As I prepared to write this, I asked my new friend, ChatGPT, to give me the definition of ‘Perspective’. I got three answers (the 4o model seems more verbose than it’s predecessors) and this was one of them:
Mental Viewpoint:
Perspective is a particular attitude or way of thinking about something, often shaped by experience, culture, or context. For example, “From her perspective, the decision made sense.”
Then I asked for an image that represented the same. I’m not sure I completely understand the AI perspective on ‘Perspective’, but it is an interesting image.

Not unlike AI though, our minds and spirits (the part of us that lives in the earth suit of our bodies) is programmed, intentionally or otherwise. Part of the definition of ‘Perspective’ that says we are shaped by our culture and context. I would absolutely agree with that. Much of who I am as a person was shaped by my family and other life experiences. But what I didn’t figure out until much later in life was that you can intentionally shape your own perspective by curating your life. By this I mean by intentionally choosing things like:
- Your daily practices and habits
- Your friend group
- Your work cadence and approach
- Your social media and news feeds (or choosing not to have any)
- How you treat other people
- Your sense of gratitude
The great news is that all or at least most of this stuff is under your control. You just have to take that control. You may live in difficult circumstances, but that doesn’t have to mean that you are miserable. I have been acquainted with wealthy people, with every material comfort and blessing you could want, who are still deeply unhappy. I also have met children in the hills of Mexico, living in shacks without running water, who still play and laugh and enjoy their lives. Parking up in a yacht basin in the Caribbean won’t automatically make you happy, and waking up in an impoverished pueblo in Mexico won’t automatically make you weep.

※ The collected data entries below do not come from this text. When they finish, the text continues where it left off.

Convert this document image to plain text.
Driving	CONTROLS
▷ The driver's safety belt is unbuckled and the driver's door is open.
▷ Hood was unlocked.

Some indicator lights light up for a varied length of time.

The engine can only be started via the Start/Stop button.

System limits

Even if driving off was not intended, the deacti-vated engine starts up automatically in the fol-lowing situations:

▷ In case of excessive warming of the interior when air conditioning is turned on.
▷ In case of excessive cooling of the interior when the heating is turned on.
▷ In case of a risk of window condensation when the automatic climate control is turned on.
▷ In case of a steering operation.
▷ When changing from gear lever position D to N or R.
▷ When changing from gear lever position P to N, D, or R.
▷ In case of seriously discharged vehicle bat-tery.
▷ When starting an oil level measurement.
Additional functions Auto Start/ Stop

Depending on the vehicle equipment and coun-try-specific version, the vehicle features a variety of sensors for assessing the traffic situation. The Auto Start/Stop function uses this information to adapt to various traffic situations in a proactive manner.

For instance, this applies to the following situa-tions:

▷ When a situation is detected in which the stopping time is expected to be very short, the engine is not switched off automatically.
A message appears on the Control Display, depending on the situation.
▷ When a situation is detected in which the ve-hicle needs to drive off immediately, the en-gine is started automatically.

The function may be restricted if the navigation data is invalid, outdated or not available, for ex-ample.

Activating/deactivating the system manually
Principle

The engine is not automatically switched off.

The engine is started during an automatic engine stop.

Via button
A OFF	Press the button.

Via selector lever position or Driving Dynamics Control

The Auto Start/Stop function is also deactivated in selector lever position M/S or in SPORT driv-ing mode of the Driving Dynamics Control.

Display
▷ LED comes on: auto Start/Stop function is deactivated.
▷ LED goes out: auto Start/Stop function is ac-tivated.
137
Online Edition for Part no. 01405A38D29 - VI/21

For an even more stark example; the psychiatrist Victor Frankl was a prisoner in a concentration camp during WWII, living in the most appalling situation you can probably imagine. In the midst of this horror, Frankl concluded that that the primary human drive is not pleasure or power, but the pursuit of meaning. I visited the remains of the concentration camp at Dachau once. The still-palpable sense of darkness and heaviness is on that place, which the Germans have partially preserved as a stark reminder of that awful time in their history. Most of the barracks buildings are gone, and there is a beautiful memorial, but it’s still stark and foreboding. How could Frankl find that search for meaning when he faced this?
I would submit that he was able to do this through his perspective, or his control of it. To learn more, read ‘Man’s Search for Meaning’.
Another inspirational person from this time is Corrie Ten Boom. She was a Dutch watchmaker who helped Jewish people escape the holocaust before she and her family were swept up by the Nazis and sent to a concentration camp. She relied on her deep Christian faith to provide her perspective and sustain her through her ordeal. This is the approach I seek to rely on today to inform my perspective and guide me through my life. Read more about Corrie Ten Boom in her book ‘The Hiding Place’.

No two of us has the exact same perspective, based on our life experience and context. We don’t get to choose where we come from. But we can control our perspective and outlook and how we choose to see and engage with the future. Having faith or a relationship with God, following positive practices, and choosing our responses can change everything. The good news is that the choice is in our hands and costs us nothing but focus and being intentional.